An adult female, infested with bot fly larvae when she was removed from her hibernaculum in late October, 1955, bore no trace of larvae or of the pocket that had contained them when she was recaptured the following June. According to Rokosky (1948), the larvae eventually fall to earth and pupate. The individuals of T. carolina studied by him were not re-infested by adult bot flies; one turtle ate some of the larvae that dropped from its body.

The manner in which box turtles are infested by bot fly larvae is uncertain. Possibly the eggs are picked up accidentally or laid on the skin while box turtles are foraging in dung. Belding (1952:841) classifies the genus Scarophaga as semi-host-specific, depositing eggs in open wounds.

McMullen (1940), Rodeck (1949), and Rainey (1953), described individuals of T. ornata parasitized by S. cistudinis. Rokosky (1948) and Peters (1948:473) reported infestations in T. carolina. Infestations were the cause of death in the instances noted by Rainey and Rokosky.

PREDATORS

Few first-hand observations on predators of T. ornata are available and I have found little direct evidence of predation in the course of this study.
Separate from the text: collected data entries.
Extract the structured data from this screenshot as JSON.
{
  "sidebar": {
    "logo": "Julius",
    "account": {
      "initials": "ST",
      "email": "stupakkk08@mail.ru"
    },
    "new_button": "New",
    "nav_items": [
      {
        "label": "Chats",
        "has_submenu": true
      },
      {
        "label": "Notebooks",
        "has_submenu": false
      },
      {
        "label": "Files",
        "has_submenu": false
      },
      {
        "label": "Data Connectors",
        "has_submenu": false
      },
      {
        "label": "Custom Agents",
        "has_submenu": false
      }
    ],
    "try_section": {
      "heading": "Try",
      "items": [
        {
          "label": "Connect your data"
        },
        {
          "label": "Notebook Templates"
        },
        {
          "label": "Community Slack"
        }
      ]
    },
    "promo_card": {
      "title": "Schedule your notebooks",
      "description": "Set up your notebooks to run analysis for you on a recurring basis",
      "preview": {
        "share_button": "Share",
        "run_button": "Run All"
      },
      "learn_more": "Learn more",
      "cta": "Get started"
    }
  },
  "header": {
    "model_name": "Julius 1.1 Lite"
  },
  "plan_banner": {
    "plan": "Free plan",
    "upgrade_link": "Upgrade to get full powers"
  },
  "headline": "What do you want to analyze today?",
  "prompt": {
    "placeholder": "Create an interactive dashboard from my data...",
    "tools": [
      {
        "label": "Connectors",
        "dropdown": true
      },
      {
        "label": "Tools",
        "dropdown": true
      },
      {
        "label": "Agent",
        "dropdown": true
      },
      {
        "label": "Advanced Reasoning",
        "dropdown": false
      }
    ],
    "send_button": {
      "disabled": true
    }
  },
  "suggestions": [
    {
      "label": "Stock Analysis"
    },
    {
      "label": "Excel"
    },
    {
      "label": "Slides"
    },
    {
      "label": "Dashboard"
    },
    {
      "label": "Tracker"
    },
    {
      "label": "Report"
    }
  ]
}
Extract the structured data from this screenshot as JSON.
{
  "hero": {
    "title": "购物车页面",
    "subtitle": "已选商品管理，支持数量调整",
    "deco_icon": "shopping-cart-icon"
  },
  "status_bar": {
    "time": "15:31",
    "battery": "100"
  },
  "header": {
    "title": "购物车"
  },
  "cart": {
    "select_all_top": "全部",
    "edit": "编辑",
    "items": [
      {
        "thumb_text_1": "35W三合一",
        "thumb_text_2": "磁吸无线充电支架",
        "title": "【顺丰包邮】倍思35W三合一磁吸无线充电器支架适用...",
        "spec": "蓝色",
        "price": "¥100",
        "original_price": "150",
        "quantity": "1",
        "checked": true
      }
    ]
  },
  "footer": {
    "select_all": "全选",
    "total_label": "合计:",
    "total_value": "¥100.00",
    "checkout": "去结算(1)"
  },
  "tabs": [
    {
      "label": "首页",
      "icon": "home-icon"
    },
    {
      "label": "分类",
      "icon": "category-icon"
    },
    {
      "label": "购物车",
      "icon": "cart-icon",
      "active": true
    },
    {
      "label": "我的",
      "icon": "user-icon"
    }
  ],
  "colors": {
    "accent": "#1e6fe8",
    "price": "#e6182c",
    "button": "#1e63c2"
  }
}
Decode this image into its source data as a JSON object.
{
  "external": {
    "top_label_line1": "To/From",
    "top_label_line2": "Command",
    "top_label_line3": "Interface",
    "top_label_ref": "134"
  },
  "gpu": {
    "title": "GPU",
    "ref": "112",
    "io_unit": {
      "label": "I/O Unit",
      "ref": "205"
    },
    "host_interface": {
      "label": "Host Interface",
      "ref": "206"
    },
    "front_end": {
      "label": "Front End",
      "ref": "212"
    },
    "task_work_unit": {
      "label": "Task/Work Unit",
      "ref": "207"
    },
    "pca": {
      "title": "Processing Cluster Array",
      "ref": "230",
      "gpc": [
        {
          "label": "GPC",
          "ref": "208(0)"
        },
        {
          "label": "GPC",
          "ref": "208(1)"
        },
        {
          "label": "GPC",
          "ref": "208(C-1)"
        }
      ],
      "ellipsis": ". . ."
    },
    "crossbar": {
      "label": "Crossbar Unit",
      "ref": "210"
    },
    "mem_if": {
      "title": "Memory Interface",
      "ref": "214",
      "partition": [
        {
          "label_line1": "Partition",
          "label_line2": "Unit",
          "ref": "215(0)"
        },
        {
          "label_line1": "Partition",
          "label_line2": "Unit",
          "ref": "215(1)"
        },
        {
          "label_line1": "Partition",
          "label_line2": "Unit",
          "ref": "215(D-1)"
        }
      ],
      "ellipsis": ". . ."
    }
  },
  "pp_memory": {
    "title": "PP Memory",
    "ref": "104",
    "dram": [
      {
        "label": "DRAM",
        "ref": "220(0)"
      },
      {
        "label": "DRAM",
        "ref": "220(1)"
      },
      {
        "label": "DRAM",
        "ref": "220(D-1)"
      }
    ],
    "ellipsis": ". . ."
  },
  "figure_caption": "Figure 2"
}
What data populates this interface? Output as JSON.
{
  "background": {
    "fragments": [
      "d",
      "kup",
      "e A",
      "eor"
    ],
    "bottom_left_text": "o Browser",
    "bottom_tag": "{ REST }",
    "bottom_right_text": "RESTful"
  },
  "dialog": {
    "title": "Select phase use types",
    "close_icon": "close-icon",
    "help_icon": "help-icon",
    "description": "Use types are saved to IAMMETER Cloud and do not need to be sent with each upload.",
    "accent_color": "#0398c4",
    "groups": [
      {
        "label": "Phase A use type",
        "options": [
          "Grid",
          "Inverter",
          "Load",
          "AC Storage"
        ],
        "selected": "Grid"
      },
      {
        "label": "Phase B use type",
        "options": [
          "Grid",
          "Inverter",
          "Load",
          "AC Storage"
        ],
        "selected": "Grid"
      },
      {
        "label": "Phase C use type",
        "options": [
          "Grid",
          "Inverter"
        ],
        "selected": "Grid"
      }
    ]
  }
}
In general, adults of the species seem to have few natural enemies other than man. Several of my colleagues at the University of Kansas have observed dogs carrying box turtles in their mouths or chewing on them. Frank B. Cross told me his dog caught and ate young T. ornata in Payne County, Oklahoma, and A. B. Leonard once saw a badger carrying one in Dewy County, Oklahoma. At the Reservation, a freshly killed juvenile was found beneath the nest of a crow (Corvus brachyrhynchos) and remains of a hatchling were found in a scat of a copperhead (Agkistrodon contortrix).

Dr. Fred H. Dale, Director of the Patuxent Research Refuge, Laurel, Maryland, kindly furnished photostatic copies of cards, from the Division of Food Habits Research of the U. S. Fish and Wildlife Service, recording the instances in which Terrapene ornata was listed as a food-item. In one instance the stomach of each of two nestlings, in the same nest, of the White-necked Raven (Corvus cryptoleucus) in Terry County, Texas, contained remains of recently hatched ornate box turtles; the remains of one turtle made up 64 per cent of the contents of one stomach, and parts of three turtles made up 80 per cent of the contents of the other stomach. Each of two stomachs of the coyote (Canis latrans) from Quay County, New Mexico, contained a "trace" of ornate box turtle.

Wild carnivores known to occur on the Damm Farm were raccoons (Procyon lotor), striped skunks (Mephitis mephitis), badgers (Taxidea taxus), and coyotes (Canis latrans); all were suspect as predators of ornate box turtles.

On December 10, 1953, ten dead box turtles (eight adults and two juveniles) were discovered at the top of a cut bank on the Damm Farm, within a few feet of a burrow that was used at least part of the time by a striped skunk. The condition of the turtles suggested that they had lain in the open for several weeks. The heads and legs were missing from most of the turtles and tooth marks were discernible on several of the shells. A logical explanation of this occurrence is that the turtles, using the burrow as a hibernaculum, were ousted by a predator that also inhabited the burrow. Turtles moving about sporadically in late autumn may be quickly chilled by a sudden drop in temperature and therefore be more susceptible to predation than at other times of the year. Two of my colleagues at the Museum of Natural History informed me that they had observed similar concentrations of dead T. ornata in winter.

In July, 1952, H. B. Tordoff collected eight shells of juvenile T. ornata in a dry creek bed near Sharon, Barber County, Kansas. Some of the shells had small tooth-punctures. The stream bed habitat and the appearance of the tooth punctures tended to incriminate raccoons as predators. Raccoons, more than any other carnivore mentioned above, possess the manual dexterity necessary to pry open the shell of a box turtle and bite away the soft parts. Badgers and possibly coyotes are probably the only local carnivores (excluding large dogs) that could crack open the shell of an adult turtle by sheer force.